The unwelcome plants are bagged and placed in a dumpster so the invaders will end up in the landfill and not spread their tiny seeds across the ground. Conservationists all across the region continue to organize garlic mustard removal events in an attempt to rein in the spread of this biological bully.
There might be some additional help on the way, however. An Ohio natural areas biologist came across an unlikely ally while pulling garlic mustard from on the grounds of the 3,600-acre Holden Arboretum northeast of Cleveland. Rebecah Troutman noticed a colony of tiny insects on a garlic mustard plant.
“I did some Googling and made a preliminary identification of the garlic mustard aphid, Lipaphis alliarae,” Troutman said. She then sent a sample off to a colleague with the U.S. Department of Agriculture and that researcher confirmed that the little creatures covering the garlic mustard leaves were yet another foreigner, European aphids. It was the first confirmed sighting of the aphid in the United States.
This particular aphid dines on the sap of garlic mustard plants, weakening them and causing yellowing and wilting of the leaves and distorted seed pods. Once Troutman shared her discovery with Michelle Beloskur, coordinator with the Midwest Invasive Plant Network, Beloskur commenced a search to find more locations where this aphid might already be at work choking out the spread of garlic mustard.
“Since 2021, we’ve identified isolated populations in Connecticut, Massachusetts, Michigan, Minnesota, Ohio, and Wisconsin,” Beloskur reported. “We’re seeing impacts like shorter plants, fewer and twisted seed pods, and less overall biomass at these sites. It appears that even a small number of aphids can affect plant growth.”

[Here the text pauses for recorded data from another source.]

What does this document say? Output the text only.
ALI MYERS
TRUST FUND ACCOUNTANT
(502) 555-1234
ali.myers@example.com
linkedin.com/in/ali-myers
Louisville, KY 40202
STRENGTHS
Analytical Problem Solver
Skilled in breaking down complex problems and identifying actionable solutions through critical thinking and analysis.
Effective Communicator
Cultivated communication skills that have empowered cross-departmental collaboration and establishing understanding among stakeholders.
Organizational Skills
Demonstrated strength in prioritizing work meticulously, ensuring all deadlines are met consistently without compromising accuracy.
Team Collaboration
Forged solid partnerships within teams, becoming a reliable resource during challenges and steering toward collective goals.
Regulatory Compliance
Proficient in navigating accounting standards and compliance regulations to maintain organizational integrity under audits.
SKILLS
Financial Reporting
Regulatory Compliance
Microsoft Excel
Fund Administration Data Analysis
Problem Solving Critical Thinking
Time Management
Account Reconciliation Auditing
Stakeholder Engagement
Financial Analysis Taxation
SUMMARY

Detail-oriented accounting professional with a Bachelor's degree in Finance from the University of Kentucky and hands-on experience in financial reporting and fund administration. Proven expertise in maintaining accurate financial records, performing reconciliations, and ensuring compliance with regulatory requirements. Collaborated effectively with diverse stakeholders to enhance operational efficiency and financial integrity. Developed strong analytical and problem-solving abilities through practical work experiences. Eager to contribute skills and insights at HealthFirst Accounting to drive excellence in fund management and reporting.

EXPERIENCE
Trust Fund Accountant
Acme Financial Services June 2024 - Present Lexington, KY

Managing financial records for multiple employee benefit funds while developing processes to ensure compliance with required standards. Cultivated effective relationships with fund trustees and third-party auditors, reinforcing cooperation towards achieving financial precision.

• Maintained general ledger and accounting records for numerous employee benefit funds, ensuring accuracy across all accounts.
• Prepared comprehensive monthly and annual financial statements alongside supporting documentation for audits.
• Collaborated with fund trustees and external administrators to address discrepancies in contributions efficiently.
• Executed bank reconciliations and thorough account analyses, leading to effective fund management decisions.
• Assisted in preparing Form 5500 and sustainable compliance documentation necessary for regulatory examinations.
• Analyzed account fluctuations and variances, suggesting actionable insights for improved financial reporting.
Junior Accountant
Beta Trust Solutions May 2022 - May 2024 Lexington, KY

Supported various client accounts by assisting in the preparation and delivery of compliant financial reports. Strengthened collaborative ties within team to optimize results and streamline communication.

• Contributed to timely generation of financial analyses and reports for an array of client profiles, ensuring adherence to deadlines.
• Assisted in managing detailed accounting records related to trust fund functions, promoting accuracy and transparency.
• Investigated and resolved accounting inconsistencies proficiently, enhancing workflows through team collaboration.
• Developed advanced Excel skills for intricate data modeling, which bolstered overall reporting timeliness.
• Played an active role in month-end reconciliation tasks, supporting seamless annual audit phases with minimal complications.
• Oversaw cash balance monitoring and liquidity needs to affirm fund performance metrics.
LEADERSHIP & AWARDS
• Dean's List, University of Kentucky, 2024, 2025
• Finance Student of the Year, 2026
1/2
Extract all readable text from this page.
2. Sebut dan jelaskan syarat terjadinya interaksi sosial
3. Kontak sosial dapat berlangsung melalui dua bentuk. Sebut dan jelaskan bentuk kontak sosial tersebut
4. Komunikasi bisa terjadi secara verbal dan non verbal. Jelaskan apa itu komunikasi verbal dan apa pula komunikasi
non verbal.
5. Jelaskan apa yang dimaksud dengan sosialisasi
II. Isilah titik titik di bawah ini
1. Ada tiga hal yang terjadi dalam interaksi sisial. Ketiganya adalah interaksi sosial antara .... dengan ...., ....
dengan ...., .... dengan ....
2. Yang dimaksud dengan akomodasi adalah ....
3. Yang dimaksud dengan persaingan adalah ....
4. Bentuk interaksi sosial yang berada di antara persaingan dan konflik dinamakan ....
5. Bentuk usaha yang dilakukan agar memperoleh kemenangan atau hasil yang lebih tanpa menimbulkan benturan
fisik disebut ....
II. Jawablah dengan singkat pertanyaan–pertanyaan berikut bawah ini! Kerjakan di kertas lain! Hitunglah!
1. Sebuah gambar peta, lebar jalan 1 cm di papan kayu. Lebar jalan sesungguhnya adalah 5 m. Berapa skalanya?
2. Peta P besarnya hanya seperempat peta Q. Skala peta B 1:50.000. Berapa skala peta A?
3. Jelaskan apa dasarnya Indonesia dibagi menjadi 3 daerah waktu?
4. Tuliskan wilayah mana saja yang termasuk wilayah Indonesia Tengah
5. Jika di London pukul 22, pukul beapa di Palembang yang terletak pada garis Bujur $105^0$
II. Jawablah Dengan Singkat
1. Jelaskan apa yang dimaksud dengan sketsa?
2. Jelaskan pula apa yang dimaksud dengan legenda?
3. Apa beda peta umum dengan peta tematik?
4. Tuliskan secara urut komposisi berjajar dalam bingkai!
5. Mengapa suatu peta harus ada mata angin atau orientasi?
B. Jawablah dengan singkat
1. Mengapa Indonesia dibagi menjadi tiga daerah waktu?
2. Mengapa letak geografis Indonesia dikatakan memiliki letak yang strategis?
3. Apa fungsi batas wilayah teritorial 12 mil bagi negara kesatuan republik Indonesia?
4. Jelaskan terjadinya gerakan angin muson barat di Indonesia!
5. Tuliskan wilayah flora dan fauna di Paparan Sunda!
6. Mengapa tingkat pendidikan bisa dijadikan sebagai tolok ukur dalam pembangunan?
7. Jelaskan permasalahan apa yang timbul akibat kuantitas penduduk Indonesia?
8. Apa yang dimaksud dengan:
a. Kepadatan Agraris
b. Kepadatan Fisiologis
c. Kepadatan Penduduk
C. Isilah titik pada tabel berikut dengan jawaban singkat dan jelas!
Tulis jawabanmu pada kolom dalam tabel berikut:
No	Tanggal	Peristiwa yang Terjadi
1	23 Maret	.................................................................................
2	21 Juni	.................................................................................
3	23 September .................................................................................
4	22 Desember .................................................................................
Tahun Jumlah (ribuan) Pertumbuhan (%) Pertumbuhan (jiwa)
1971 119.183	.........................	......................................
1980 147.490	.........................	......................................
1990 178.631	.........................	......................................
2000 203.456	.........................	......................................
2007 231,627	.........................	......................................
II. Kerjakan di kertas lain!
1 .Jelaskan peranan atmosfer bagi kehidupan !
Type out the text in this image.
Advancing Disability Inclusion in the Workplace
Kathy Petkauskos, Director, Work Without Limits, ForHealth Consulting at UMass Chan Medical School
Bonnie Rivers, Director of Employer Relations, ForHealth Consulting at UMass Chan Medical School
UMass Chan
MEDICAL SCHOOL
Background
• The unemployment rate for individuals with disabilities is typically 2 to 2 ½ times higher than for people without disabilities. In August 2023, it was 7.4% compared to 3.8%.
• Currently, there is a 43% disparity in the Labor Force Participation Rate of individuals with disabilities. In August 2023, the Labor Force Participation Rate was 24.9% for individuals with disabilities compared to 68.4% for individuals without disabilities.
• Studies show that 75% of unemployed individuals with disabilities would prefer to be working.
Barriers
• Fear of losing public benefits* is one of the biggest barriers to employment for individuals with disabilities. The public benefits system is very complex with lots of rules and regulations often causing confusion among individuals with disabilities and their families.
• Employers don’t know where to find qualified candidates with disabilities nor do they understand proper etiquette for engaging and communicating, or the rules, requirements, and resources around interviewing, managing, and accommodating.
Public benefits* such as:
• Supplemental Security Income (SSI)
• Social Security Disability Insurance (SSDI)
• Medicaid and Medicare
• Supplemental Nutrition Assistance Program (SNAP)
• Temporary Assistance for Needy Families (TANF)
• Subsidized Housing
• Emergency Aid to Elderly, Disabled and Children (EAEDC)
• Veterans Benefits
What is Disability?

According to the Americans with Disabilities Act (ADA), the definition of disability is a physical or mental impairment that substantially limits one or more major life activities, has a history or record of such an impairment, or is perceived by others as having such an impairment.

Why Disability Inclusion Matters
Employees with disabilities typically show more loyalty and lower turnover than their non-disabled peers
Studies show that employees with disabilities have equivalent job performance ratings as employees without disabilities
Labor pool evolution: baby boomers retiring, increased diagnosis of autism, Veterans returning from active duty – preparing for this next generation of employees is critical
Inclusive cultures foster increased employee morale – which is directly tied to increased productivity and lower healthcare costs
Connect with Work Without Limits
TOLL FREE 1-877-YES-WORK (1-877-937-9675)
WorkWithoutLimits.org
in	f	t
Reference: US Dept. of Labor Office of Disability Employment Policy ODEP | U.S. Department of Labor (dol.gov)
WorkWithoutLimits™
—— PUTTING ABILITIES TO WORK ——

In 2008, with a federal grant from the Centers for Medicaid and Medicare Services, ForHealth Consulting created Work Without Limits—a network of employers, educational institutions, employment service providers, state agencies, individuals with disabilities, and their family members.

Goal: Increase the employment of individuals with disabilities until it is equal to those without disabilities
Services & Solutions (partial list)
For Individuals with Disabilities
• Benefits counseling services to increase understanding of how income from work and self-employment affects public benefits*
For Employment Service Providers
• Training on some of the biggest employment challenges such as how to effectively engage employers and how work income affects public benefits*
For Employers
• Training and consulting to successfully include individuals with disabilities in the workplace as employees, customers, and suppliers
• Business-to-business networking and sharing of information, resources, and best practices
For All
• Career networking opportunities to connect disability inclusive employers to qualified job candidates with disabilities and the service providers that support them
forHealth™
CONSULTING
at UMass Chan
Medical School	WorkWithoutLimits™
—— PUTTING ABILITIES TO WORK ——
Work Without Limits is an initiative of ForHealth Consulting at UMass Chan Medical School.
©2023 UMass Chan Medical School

With the European aphid joining the fight, out on the Lake Erie Islands, Brohl hopes the boots-on-the-ground work of volunteer garlic mustard pullers will continue, and the ranks of plant yankers will continue to grow so our native plants have the space they need to thrive.
“The best part of these organized efforts is that other people see what we are doing and get interested, and now they are looking for garlic mustard and pulling it out,” she said.